The Open Society Foundation has been exposed as the net beneficiary of €3.3 million worth of financial assistance from the EU, an answer to a parliamentary question by VOX MEP Jorge Buxadé Villalba has revealed.
The question, answered by the Commission, was initially raised on the back of Spanish media reports, which identified the philanthropist and his Open Society Foundation as providing support to organise a fresh independence referendum in Catalonia.
Soros was specifically identified in a Spanish police report as contributing to the illegal operations of Catalan separatists in October 2022, with allegations that his Open Society Foundation has been partnering with Barcelona-based technology firm Vocdoni to facilitate another referendum.
Spanish police were first made aware of the link after documents, listing Soros and his foundation as key players in support of digital technologies for a new Catalan referendum, were found on the phone of a separatist suspect.
It was alleged by Buxadé that Vocdoni (supplier of governing infrastructure, including a digital voting system) exists as a separatist front to design pro-independence digital platforms.
The goal of the Vocdoni Project, run by [Catalan nationalists], is to attempt another coup d’état in Spain, following the failed coup of October 2017, using a digital platform to vote via a secure application (‘Vocdoni’) set up for that purpose.
Speaking to The European Conservative, a spokesman for the Vocdoni Project denied any financial links to the Open Society Foundation contrary to media reports and that the company was not designing any election-related technology.
Buxadé went onto social media to highlight the hypocrisy of EU officials who denounce supposed Russian interference in European elections but stay silent when the same is done by Soros.
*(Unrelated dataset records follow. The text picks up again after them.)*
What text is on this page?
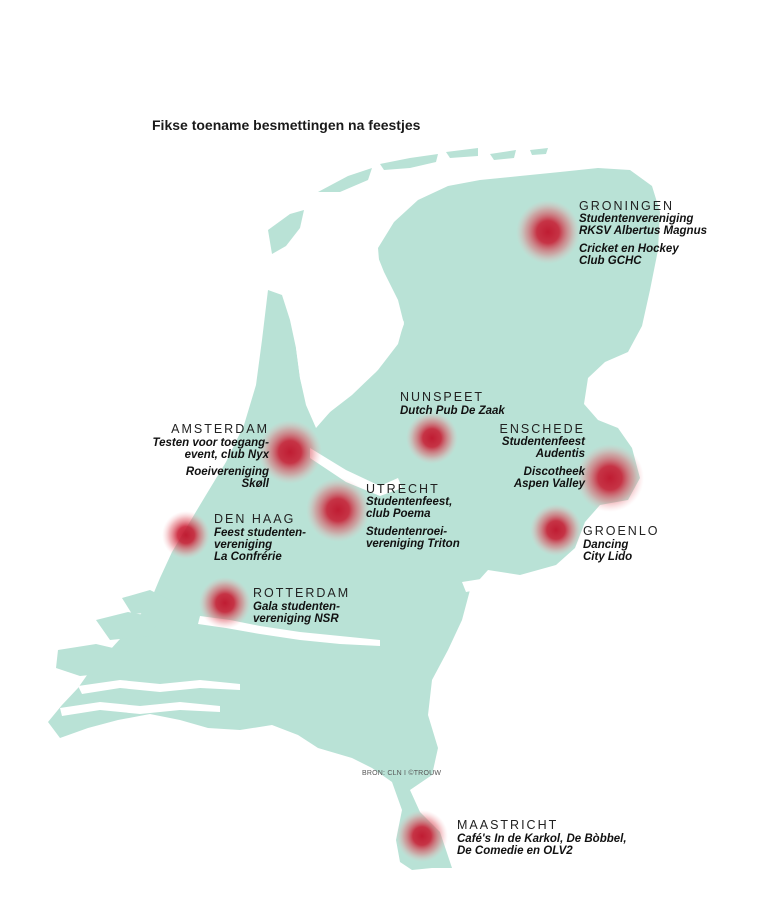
Fikse toename besmettingen na feestjes
GRONINGEN
Studentenvereniging
RKSV Albertus Magnus
Cricket en Hockey
Club GCHC
NUNSPEET
Dutch Pub De Zaak
AMSTERDAM
Testen voor toegang-
event, club Nyx
Roeivereniging
Skøll
ENSCHEDE
Studentenfeest
Audentis
Discotheek
Aspen Valley
UTRECHT
Studentenfeest,
club Poema
Studentenroei-
vereniging Triton
DEN HAAG
Feest studenten-
vereniging
La Confrérie
GROENLO
Dancing
City Lido
ROTTERDAM
Gala studenten-
vereniging NSR
BRON: CLN I ©TROUW
MAASTRICHT
Café's In de Karkol, De Bòbbel,
De Comedie en OLV2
VOX has previously called for the EU to investigate Soros for their potential backing of Catalan separatists.
Buxadé raised the potential of covert Russian support for separatists with a 2021 New York Times report, documenting similar links.
Soros has come under renewed criticism in Spain, with former UN trade envoy Dr. Juan Antonio de Castro documenting the role of the Open Society Foundation in backing Catalan separatism. In his book Soros, Breaking Spain, de Castro argues that potentially a third of Spanish MEPs are influenced by the Soros nexus directly using a system of human rights NGOs.
The Open Society did not respond to inquiries put to them by The European Conservative but has previously denied links to Catalan separatism.